Sunday, February 10, 2008

The Wedding (Wesele) (Poland 2004)


After a hectic few weeks, the chance to watch a film in peace was too good to miss, even if it was related to our Central European Cinema course. Wesele actually translates as 'Wedding Reception' (I read somewhere). Although a new script by the writer/director Wojciech Smarzowski, there appear to be references to an Andrzej Wajda film from 1973 which was itself based on a play from the turn of the century (19th/20th). Certainly this has all the elements of a traditional wedding farce/black comedy, especially one set in a rural village.

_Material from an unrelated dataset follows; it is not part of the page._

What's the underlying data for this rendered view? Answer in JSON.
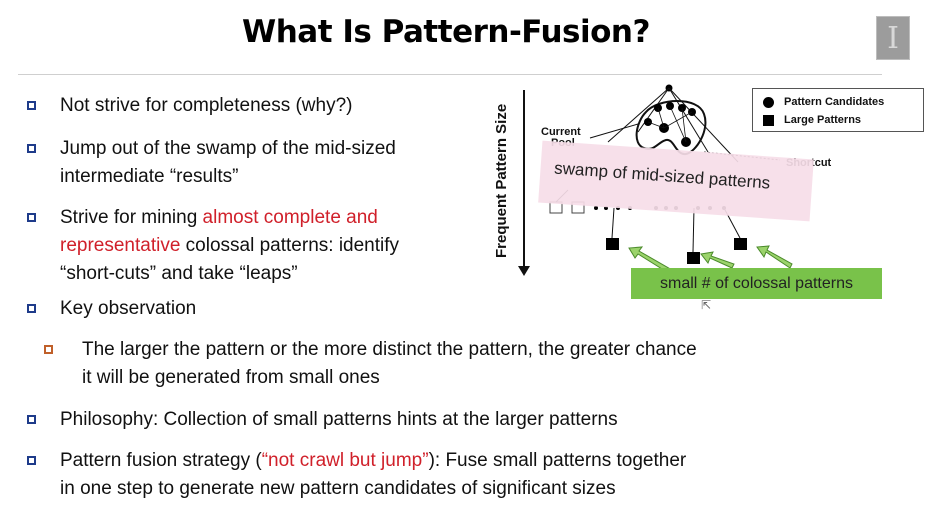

The film trundles along at a fair pace with everything fuelled by copious amounts of Slovakian vodka. As the events unfold, they bring ruin to the bride's father who works on the basis that any problem can be solved by bribery. Perhaps his worst mistake is to be too mean to pay for anything legitimately and so all his cut-price plans backfire. The film is clearly some form of satire with lots of symbolism. The central narrative premise is that the father has bought a new Audi cheaply via an in-law of the local priest as a wedding present for the couple. But the deal requires the grandfather to give up two hectares of land -- which he decides not to do. That land should be the crucial element suggests a traditional tale about peasants and access to land (although the real reason that it is so valuable rests on a familiar modern development).

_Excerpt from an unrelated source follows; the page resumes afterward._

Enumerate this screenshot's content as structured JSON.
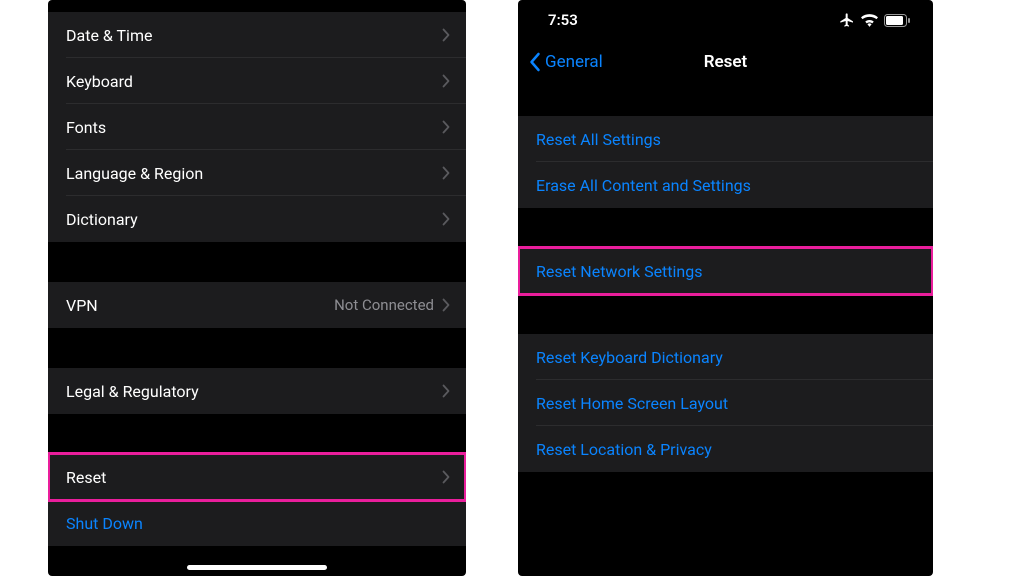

Apart from the endemic corruption and alcohol consumption, the other striking features include the venal priest and the call to all the men to release their macho desires. This isn't unique to Poland by any means, although the combination of Catholicism, vodka and nationalism is probably unique to the region (i.e. parts of Central Europe). I was at various times reminded of Bunuel (the peasant's orgy in Viridiana) and Milos Forman's The Fireman's Ball – partly because of the array of older and less 'beautiful' characters and the occasional, almost documentary inserts of ordinary people having a good time. The final shots of the guests departing, taken from a high angle, also made me think of a Cuban film, The Waiting Room (in which bus travellers are marooned in a provincial bus station). All these three films represent communal celebrations which in some way (certainly not the same way in each film) explore the nation as community.

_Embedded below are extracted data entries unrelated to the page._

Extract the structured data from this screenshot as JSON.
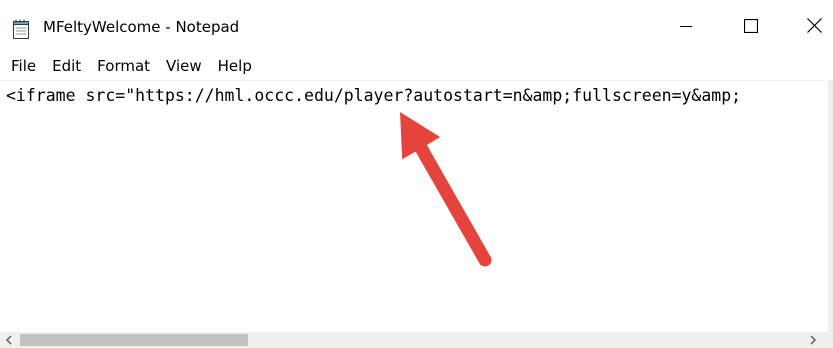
{
  "window": {
    "title": "MFeltyWelcome - Notepad",
    "app_icon": "notepad-icon",
    "controls": {
      "minimize_icon": "minimize-icon",
      "maximize_icon": "maximize-icon",
      "close_icon": "close-icon"
    }
  },
  "menubar": {
    "items": [
      {
        "label": "File"
      },
      {
        "label": "Edit"
      },
      {
        "label": "Format"
      },
      {
        "label": "View"
      },
      {
        "label": "Help"
      }
    ]
  },
  "editor": {
    "content": "<iframe src=\"https://hml.occc.edu/player?autostart=n&amp;fullscreen=y&amp;"
  },
  "scrollbar": {
    "left_icon": "chevron-left-icon",
    "right_icon": "chevron-right-icon"
  },
  "annotation": {
    "icon": "arrow-annotation-icon",
    "color": "#e5443d"
  }
}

I'm sure I didn't get all the jokes but the Poles in the audience certainly laughed. It was a digital print and therefore in the National Media Museum's largest screen. In the more intimate atmosphere of the smaller cinema it might have been a different experience. Exhibitors Dogwoof are showing their Polish films in one-off shows in small towns across the UK. I wonder what it is like watching this in a rural area in the UK?